De psychiatrie slaat de bal mis

SCHIZOFRENIE BESTAAT NIET

 

Amber is 14 als haar moeder zich van het leven berooft. Haar vader krijgt niet veel later een drankprobleem en plots staat Amber er alleen voor. Ze moet niet enkel voor haar vader, maar ook voor haar twee jongere broertjes zorgen. Ze verwaarloost haar schoolwerk en krijgt het huishouden maar moeilijk rond. Als Amber 18 wordt, begint ze een stem te horen.

Het is de stem van Ambers moeder, die haar kleineert en telkens opnieuw zegt dat ze er beter een einde aan zou maken. Amber begint zich af te zonderen en komt tot helemaal niets meer. Tot ze gedwongen wordt opgenomen in de psychiatrie. Ze krijgt verschillende pillen voorgeschreven, die er maar niet voor zorgen dat de stem weggaat. Integendeel, ze hoort nu ook andere stemmen die ervoor zorgen dat ze helemaal niet meer kan functioneren. Ze raakt in een vicieuze cirkel van opnames terecht. Al na enkele maanden volgt het verdict van de psychiater: Amber lijdt aan schizofrenie.

What's in a name?

Het fictieve verhaal van Amber is geen geval op zich. Zowat iedereen komt gedurende het leven in contact met de psychiatrie. Volgens Geestelijk Gezond Vlaanderen heeft één op vier mensen vroeg of laat af te rekenen met ernstige psychische problemen. Een belangrijke en onbegrepen groep mensen met een psychische kwetsbaarheid krijgt een psychose. Een kortdurende psychotische episode kan volgens de visie van de westerse psychiatrie resulteren in schizofrenie, een vaak gediagnosticeerde, ernstige en ongeneesbare psychotische aandoening.
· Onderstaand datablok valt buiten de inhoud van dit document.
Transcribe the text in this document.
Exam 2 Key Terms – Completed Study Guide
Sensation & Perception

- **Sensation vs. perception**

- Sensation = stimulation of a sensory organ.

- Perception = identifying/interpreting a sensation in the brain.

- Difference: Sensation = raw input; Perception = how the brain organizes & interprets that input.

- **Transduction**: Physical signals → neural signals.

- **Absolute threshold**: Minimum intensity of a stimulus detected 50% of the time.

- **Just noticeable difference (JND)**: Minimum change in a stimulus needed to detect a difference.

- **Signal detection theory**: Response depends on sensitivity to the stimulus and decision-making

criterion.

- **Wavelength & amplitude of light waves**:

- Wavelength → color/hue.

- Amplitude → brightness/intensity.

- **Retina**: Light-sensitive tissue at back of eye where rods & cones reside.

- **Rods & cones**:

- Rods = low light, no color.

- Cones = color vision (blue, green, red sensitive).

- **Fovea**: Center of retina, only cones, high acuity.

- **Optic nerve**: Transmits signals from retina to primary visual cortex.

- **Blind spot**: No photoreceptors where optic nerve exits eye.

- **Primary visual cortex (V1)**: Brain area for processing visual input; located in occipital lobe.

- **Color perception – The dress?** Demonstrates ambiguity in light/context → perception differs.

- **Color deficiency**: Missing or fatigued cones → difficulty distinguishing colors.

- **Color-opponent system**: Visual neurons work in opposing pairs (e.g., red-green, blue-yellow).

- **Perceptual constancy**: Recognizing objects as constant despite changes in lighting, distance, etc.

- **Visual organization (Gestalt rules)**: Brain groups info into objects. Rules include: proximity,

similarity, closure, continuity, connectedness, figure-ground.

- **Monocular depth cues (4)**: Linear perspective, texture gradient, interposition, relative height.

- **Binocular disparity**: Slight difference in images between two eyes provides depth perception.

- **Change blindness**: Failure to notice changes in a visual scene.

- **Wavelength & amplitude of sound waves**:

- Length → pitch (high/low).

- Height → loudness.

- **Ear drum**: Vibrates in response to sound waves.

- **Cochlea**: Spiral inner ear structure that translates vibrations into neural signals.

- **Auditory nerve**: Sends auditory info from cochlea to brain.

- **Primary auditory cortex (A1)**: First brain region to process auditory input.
Het is niet eenvoudig om weer te geven wat een psychose, laat staan schizofrenie, precies inhoudt. In feite kan er worden gesteld dat er volgens psychiaters minstens één van twee symptomen aanwezig moet zijn om te kunnen spreken van een psychotische aandoening: waangedachten en/of hallucinaties. Zo is er in de casus van Amber sprake van auditieve hallucinaties: ze hoort stemmen die anderen niet horen.

De benadering van iemand die een psychose beleeft, is niet vanzelfsprekend. Ondanks 100 jaar ononderbroken inzet om psychose beter te begrijpen, slaat de psychiatrie de bal mis. Mensen die een opname kenden omwille van een psychotische kwetsbaarheid verklaren vaak dat ze niet begrepen werden en dat geneesmiddelen werden opgedrongen. Ze vergelijken hun opname met gevangenisopnames of martelpraktijken en raken in herval.

Het loopt al jaren mis

De psychiatrie baseert zich al decennialang op het stellen van een diagnose om van daaruit symptomen te gaan behandelen. Deze diagnoses baseren zich op een handboek dat de Diagnostic and Statistical Manual of Mental Disorders (DSM) wordt genoemd. Het probleem is dat dit handboek niet gebaseerd is op wetenschappelijk onderzoek. Het is eerder een verzameling van wat psychiaters observeerden bij mensen met psychische problemen. Zo trachtten ze een onderscheid te maken tussen verschillende soorten van mentale verstoring.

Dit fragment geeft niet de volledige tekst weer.